Companies and employees can visit the government website for regular updates.
It is important that businesses and employees trust legitimate media outlets and news sources as some scams are predicated on conspiracies designed to inspire hope, but also distrust in mainstream sources, the fake vaccines scam being a good example.
Will an increase in remote working lead to more cyber attacks?
Wider security measures
Companies can protect their assets and information by making their data is less vulnerable, but also by making their employees more aware of threats.
Ways of improving security include:
- Written guides for software usage.
- Staff may lose or have devices stolen working away from the office. Devices data needs to be encrypted. Most modern devices have built-in encryption, but it may still need to be activated or configured.

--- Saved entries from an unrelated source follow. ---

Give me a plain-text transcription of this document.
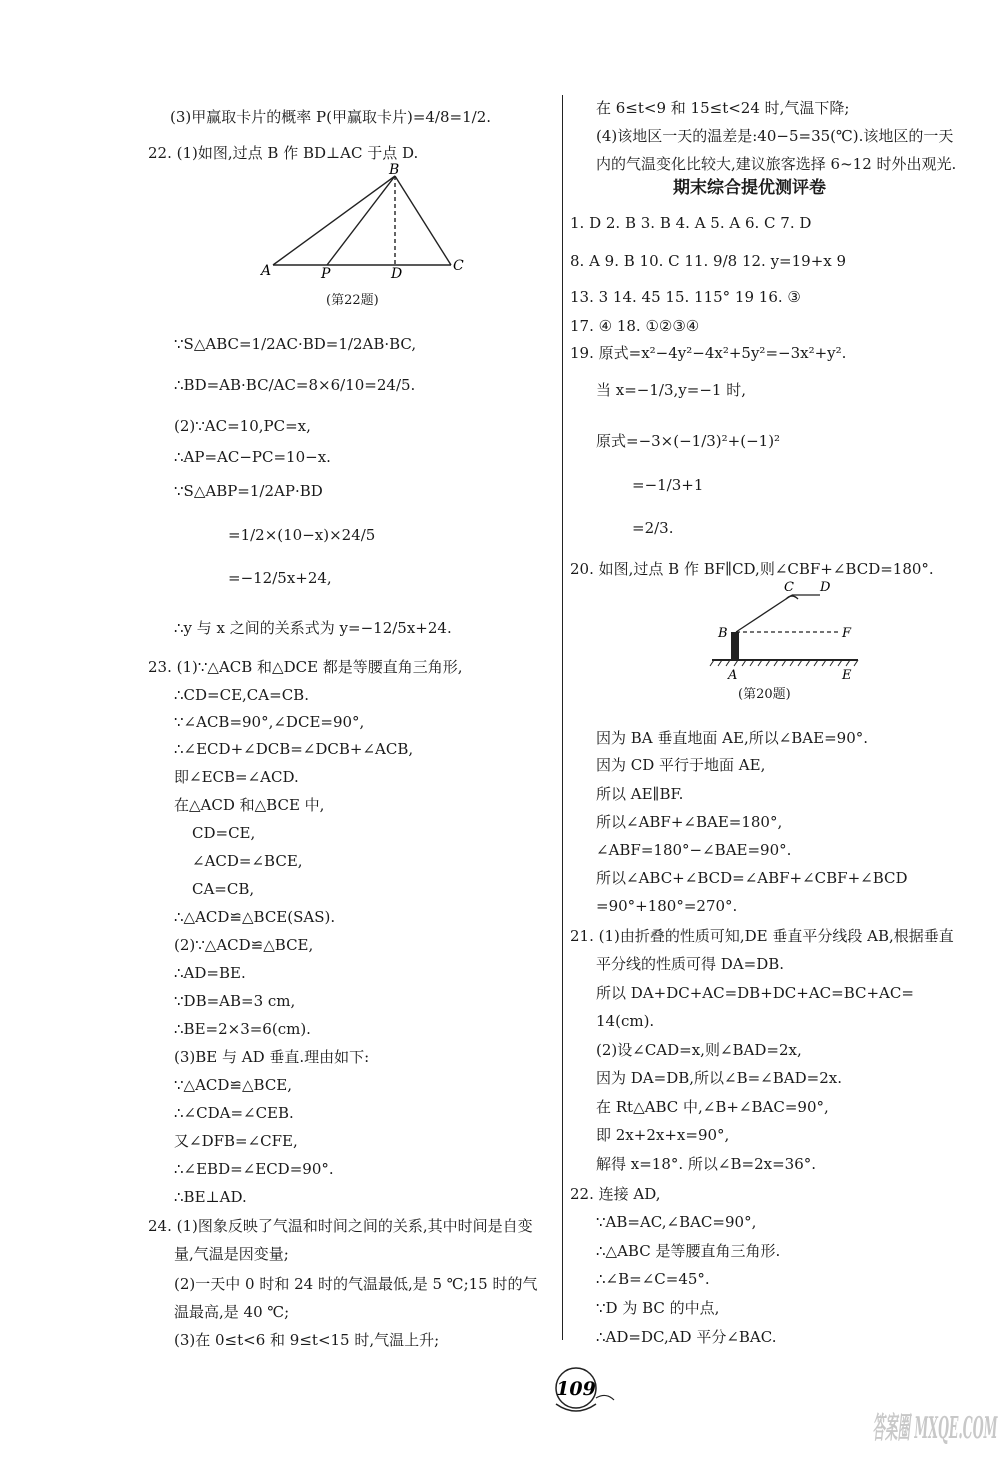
(3)甲赢取卡片的概率 P(甲赢取卡片)=4/8=1/2.
22. (1)如图,过点 B 作 BD⊥AC 于点 D.
∵S△ABC=1/2AC·BD=1/2AB·BC,
∴BD=AB·BC/AC=8×6/10=24/5.
(2)∵AC=10,PC=x,
∴AP=AC−PC=10−x.
∵S△ABP=1/2AP·BD
=1/2×(10−x)×24/5
=−12/5x+24,
∴y 与 x 之间的关系式为 y=−12/5x+24.
23. (1)∵△ACB 和△DCE 都是等腰直角三角形,
∴CD=CE,CA=CB.
∵∠ACB=90°,∠DCE=90°,
∴∠ECD+∠DCB=∠DCB+∠ACB,
即∠ECB=∠ACD.
在△ACD 和△BCE 中,
CD=CE,
∠ACD=∠BCE,
CA=CB,
∴△ACD≌△BCE(SAS).
(2)∵△ACD≌△BCE,
∴AD=BE.
∵DB=AB=3 cm,
∴BE=2×3=6(cm).
(3)BE 与 AD 垂直.理由如下:
∵△ACD≌△BCE,
∴∠CDA=∠CEB.
又∠DFB=∠CFE,
∴∠EBD=∠ECD=90°.
∴BE⊥AD.
24. (1)图象反映了气温和时间之间的关系,其中时间是自变
量,气温是因变量;
(2)一天中 0 时和 24 时的气温最低,是 5 ℃;15 时的气
温最高,是 40 ℃;
(3)在 0≤t<6 和 9≤t<15 时,气温上升;
在 6≤t<9 和 15≤t<24 时,气温下降;
(4)该地区一天的温差是:40−5=35(℃).该地区的一天
内的气温变化比较大,建议旅客选择 6~12 时外出观光.
1. D 2. B 3. B 4. A 5. A 6. C 7. D
8. A 9. B 10. C 11. 9/8 12. y=19+x 9
13. 3 14. 45 15. 115° 19 16. ③
17. ④ 18. ①②③④
19. 原式=x²−4y²−4x²+5y²=−3x²+y².
当 x=−1/3,y=−1 时,
原式=−3×(−1/3)²+(−1)²
=−1/3+1
=2/3.
20. 如图,过点 B 作 BF∥CD,则∠CBF+∠BCD=180°.
因为 BA 垂直地面 AE,所以∠BAE=90°.
因为 CD 平行于地面 AE,
所以 AE∥BF.
所以∠ABF+∠BAE=180°,
∠ABF=180°−∠BAE=90°.
所以∠ABC+∠BCD=∠ABF+∠CBF+∠BCD
=90°+180°=270°.
21. (1)由折叠的性质可知,DE 垂直平分线段 AB,根据垂直
平分线的性质可得 DA=DB.
所以 DA+DC+AC=DB+DC+AC=BC+AC=
14(cm).
(2)设∠CAD=x,则∠BAD=2x,
因为 DA=DB,所以∠B=∠BAD=2x.
在 Rt△ABC 中,∠B+∠BAC=90°,
即 2x+2x+x=90°,
解得 x=18°. 所以∠B=2x=36°.
22. 连接 AD,
∵AB=AC,∠BAC=90°,
∴△ABC 是等腰直角三角形.
∴∠B=∠C=45°.
∵D 为 BC 的中点,
∴AD=DC,AD 平分∠BAC.
期末综合提优测评卷
B
A	P	D	C
(第22题)
C D
B	F
A	E
(第20题)
109
答案圈 MXQE.COM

- If possible, configure data stored to standardised settings using management software meaning lost devices’ data may be easy to erase and backup.
- Make sure staff report any problems.
- Educate staff on cyber threats. The NCSC has a Top Tips for Staff e-learning package if required.
Paul Chichester, director of operations at the NCSC, said: “We know that cybercriminals are opportunistic and will look to exploit people’s fears, and this has undoubtedly been the case with the coronavirus outbreak.
“Our advice to the public [and to businesses] is to follow our guidance, which includes everything from password advice to spotting suspect emails.
“In the event that someone does fall victim to a phishing attempt, they should look to report this to Action Fraud as soon as possible.”